Open ryanurbs opened 6 years ago
Hello I want to help in this issue, but first of all I will write some tests, that will guarantee that the code after optimization has the same result as code before the optimization.
Hi folks - I took an initial pass at this to see if I could proof of concept some changes. I also implemented a benchmarking tool so folks could see how any branch was performing.
See here for my draft PR - it's not ready quite yet as I need to rerun my performance benchmarks. It provides a pattern for one case (ReliefF, binary features, discrete data) that I believe could be generally implemented across all cases to provide clearer code and much more performant operations.
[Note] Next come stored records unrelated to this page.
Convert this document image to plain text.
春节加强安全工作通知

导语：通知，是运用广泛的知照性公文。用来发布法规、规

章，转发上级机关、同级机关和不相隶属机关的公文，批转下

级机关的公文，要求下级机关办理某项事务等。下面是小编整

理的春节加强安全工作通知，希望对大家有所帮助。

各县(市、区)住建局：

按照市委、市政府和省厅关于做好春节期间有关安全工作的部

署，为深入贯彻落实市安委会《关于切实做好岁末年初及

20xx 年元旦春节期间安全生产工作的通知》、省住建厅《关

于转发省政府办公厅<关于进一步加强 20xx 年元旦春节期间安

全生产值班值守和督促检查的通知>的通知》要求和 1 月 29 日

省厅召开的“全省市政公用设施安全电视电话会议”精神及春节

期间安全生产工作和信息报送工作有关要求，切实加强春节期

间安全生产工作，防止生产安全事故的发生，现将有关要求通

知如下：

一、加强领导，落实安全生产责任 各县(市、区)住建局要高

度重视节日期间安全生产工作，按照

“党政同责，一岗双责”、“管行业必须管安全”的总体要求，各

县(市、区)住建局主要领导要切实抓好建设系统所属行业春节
I'm working on a full testing benchmark run but initial results for the current parallel ReliefF test on binary/discrete data show a runtime improvement of ~1.85 seconds down to ~.6 seconds for the small testing dataset.
One of the major challenges of making the Relief-based algorithms of ReBATE flexible enough to handle different dataset types, i.e. (1) continuous, discrete, or mixed feature types, (2) binary, multiclass, or continuous outcomes, (3) presence of missing data, is to do so in a way that preserves computational efficiency. Presently scikit-rebate is implemented in a fairly compact manner, however this may not ultimately be the most efficient implementation. This issue posting seeks enhancements to ReBATE and it's underlying algorithms (i.e. ReliefF, SURF, SURF, MultiSURF, MultiSURF, TuRF) to make the respective algorithms run faster, and utilize less memory.